El reproche no se queda solo en el atraso de la nómina: en la carta se recuerda que los sueldos del personal diplomático mexicano no han sido revisados en más de 25 años, a pesar de las crisis económicas y de la inflación acumulada. En el caso particular de la Rama Técnico‑Administrativa, los firmantes subrayan que en varias adscripciones sus ingresos se ubican por debajo de los límites de pobreza, lo que obliga a muchas familias a ajustarse al máximo o a recurrir a apoyos informales para poder sostenerse.

Las y los trabajadores del SEM enfatizan que no cuentan con ingresos adicionales ni posibilidades reales de complementar su salario por la carga de trabajo y las restricciones propias de su función. A ello se suma la complejidad de los sistemas bancarios en los países donde están adscritos, que pocas veces ofrecen condiciones de financiamiento accesibles a personas extranjeras.

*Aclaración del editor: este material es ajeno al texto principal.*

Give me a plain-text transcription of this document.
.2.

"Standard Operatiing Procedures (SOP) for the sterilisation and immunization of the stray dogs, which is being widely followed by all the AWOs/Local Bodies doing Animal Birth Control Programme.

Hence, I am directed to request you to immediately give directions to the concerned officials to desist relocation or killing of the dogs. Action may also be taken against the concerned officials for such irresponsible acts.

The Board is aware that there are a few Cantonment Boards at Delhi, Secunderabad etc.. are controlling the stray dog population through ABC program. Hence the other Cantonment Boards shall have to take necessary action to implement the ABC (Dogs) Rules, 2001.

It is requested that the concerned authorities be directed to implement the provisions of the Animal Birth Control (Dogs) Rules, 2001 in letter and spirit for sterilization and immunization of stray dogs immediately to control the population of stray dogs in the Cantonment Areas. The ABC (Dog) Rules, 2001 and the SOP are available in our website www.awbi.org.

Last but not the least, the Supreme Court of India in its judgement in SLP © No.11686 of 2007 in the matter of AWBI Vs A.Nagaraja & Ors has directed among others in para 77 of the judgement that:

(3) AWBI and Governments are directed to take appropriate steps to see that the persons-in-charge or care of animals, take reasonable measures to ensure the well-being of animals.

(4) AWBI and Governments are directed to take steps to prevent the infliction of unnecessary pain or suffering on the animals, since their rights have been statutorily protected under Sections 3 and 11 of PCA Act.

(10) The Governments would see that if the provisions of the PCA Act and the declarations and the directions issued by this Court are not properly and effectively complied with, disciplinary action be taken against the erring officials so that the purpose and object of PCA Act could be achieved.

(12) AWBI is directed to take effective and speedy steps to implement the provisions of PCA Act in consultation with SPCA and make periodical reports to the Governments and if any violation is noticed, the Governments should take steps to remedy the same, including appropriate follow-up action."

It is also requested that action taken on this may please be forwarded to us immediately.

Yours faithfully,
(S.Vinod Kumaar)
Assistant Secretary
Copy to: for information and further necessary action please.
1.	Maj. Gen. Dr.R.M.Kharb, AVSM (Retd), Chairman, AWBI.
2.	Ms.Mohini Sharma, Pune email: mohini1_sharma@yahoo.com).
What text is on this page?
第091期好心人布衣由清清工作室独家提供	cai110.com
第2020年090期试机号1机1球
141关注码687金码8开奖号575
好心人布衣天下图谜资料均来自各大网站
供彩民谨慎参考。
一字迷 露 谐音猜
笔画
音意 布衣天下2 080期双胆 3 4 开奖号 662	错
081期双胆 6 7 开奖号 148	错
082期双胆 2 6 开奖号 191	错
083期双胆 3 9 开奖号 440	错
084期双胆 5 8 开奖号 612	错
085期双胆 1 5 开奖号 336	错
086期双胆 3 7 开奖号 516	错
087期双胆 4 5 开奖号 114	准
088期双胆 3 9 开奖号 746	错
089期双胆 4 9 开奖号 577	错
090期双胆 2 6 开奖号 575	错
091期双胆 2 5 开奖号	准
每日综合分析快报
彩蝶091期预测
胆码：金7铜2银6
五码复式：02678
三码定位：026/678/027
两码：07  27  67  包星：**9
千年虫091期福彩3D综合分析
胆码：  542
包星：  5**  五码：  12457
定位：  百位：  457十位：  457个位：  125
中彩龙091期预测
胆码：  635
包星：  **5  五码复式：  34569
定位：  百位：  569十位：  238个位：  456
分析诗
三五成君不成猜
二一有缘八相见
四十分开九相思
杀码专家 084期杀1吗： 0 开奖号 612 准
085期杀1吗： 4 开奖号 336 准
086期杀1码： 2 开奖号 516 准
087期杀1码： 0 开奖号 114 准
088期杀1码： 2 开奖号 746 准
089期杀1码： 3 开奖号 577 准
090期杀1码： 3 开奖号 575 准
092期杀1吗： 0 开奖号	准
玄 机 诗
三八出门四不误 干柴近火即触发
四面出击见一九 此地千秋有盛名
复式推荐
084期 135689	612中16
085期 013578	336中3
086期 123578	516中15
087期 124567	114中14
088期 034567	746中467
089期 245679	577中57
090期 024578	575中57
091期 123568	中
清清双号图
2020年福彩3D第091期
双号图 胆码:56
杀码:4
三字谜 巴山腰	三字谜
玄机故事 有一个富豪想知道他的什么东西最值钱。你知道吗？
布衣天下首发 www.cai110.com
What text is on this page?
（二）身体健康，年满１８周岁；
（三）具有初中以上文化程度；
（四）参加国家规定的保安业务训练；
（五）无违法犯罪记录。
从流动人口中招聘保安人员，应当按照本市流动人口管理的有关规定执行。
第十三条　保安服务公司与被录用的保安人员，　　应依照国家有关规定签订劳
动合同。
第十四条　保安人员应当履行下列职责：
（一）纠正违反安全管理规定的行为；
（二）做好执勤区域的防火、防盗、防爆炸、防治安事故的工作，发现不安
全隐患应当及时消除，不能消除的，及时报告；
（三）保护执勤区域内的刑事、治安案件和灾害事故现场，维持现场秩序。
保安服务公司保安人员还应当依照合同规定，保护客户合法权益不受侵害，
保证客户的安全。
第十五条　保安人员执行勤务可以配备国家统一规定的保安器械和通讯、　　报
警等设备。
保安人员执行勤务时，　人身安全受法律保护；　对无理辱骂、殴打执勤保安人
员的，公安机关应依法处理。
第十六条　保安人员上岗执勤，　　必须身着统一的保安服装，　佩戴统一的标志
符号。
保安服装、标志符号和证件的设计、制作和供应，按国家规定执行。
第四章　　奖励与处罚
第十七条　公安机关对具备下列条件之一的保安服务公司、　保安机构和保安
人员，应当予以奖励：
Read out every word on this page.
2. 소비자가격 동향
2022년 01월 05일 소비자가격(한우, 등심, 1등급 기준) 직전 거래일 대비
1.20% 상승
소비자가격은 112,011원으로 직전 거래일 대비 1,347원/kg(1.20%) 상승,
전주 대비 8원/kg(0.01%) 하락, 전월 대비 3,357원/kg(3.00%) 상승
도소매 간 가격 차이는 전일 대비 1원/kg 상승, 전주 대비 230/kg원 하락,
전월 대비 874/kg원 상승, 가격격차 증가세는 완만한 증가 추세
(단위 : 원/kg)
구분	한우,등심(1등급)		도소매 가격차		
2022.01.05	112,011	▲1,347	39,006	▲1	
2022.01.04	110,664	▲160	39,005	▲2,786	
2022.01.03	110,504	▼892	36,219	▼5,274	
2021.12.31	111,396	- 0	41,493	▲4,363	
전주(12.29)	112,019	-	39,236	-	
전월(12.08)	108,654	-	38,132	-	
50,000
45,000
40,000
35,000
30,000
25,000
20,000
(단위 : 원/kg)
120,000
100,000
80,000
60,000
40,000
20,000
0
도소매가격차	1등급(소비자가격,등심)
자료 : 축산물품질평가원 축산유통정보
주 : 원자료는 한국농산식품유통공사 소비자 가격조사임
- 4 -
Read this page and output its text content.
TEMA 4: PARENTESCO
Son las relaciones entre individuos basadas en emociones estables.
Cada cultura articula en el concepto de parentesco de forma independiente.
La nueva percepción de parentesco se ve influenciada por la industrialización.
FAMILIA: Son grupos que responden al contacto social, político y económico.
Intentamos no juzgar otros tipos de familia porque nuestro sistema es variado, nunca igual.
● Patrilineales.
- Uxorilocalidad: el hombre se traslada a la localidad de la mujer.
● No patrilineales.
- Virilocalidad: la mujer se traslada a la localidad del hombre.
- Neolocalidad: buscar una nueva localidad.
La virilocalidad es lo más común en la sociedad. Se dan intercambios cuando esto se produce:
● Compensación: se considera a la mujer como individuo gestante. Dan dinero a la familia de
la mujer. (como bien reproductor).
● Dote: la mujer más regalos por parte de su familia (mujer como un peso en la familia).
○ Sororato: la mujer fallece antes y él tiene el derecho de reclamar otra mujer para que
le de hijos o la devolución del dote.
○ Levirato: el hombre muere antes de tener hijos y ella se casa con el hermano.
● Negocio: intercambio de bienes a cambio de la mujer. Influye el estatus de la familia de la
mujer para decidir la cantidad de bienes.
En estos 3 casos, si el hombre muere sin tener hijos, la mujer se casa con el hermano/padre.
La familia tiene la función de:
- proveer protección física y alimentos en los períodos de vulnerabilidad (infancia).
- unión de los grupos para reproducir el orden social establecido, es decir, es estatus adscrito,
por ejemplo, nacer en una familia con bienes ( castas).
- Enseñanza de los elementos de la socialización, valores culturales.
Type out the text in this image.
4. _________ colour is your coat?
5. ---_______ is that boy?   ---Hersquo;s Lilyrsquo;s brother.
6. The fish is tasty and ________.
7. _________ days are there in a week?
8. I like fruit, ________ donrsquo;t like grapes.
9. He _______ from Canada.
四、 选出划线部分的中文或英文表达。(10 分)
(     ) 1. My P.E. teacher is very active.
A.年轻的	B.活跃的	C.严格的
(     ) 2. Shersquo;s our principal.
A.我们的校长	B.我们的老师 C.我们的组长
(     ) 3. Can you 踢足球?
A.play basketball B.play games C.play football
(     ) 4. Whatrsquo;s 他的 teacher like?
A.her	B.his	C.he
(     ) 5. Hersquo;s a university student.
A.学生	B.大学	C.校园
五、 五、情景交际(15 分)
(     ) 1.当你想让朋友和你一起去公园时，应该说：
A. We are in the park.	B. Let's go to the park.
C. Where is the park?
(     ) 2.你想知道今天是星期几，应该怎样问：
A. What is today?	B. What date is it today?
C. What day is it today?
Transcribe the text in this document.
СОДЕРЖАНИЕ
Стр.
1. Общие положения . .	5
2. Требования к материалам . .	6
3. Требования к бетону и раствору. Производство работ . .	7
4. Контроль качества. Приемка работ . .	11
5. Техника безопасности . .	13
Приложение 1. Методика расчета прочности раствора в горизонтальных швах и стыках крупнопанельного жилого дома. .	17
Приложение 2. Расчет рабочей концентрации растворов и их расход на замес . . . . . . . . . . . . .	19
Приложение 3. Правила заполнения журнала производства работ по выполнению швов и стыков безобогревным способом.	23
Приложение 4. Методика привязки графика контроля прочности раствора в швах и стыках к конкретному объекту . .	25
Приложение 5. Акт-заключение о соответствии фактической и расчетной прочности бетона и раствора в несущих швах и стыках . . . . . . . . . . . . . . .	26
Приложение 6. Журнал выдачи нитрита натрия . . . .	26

Desde sus distintos consulados y embajadas, el personal diplomático sostiene que, aun en medio de la incertidumbre económica, sigue atendiendo a la comunidad mexicana migrante, la protección consular y la promoción de los intereses del país. No obstante, advierte que el desgaste emocional y la ansiedad por la falta de ingreso ya impactan la estabilidad de sus familias, que viven al día y con la preocupación constante de no poder cubrir la renta o evitar un desalojo.

En su misiva, el SEM formula un llamado directo a la presidenta para que se respeten las garantías laborales básicas, comenzando por el pago puntual de la nómina y la revisión de las condiciones salariales vigentes. También pide a las autoridades de la Secretaría de Relaciones Exteriores asumir con seriedad los compromisos adquiridos con el personal que sostiene, desde el extranjero, la defensa de México, de su diáspora y de los intereses estratégicos del país.

Las y los firmantes concluyen que la estabilidad económica del cuerpo diplomático no es un privilegio, sino una condición mínima para que quienes representan a México puedan seguir cumpliendo su encargo sin poner en riesgo el sustento de sus familias. Aseguran que continuarán al frente de sus responsabilidades, pero insisten en que el gobierno debe responder con la misma puntualidad con la que exige resultados en la protección y atención a las personas mexicanas en el exterior.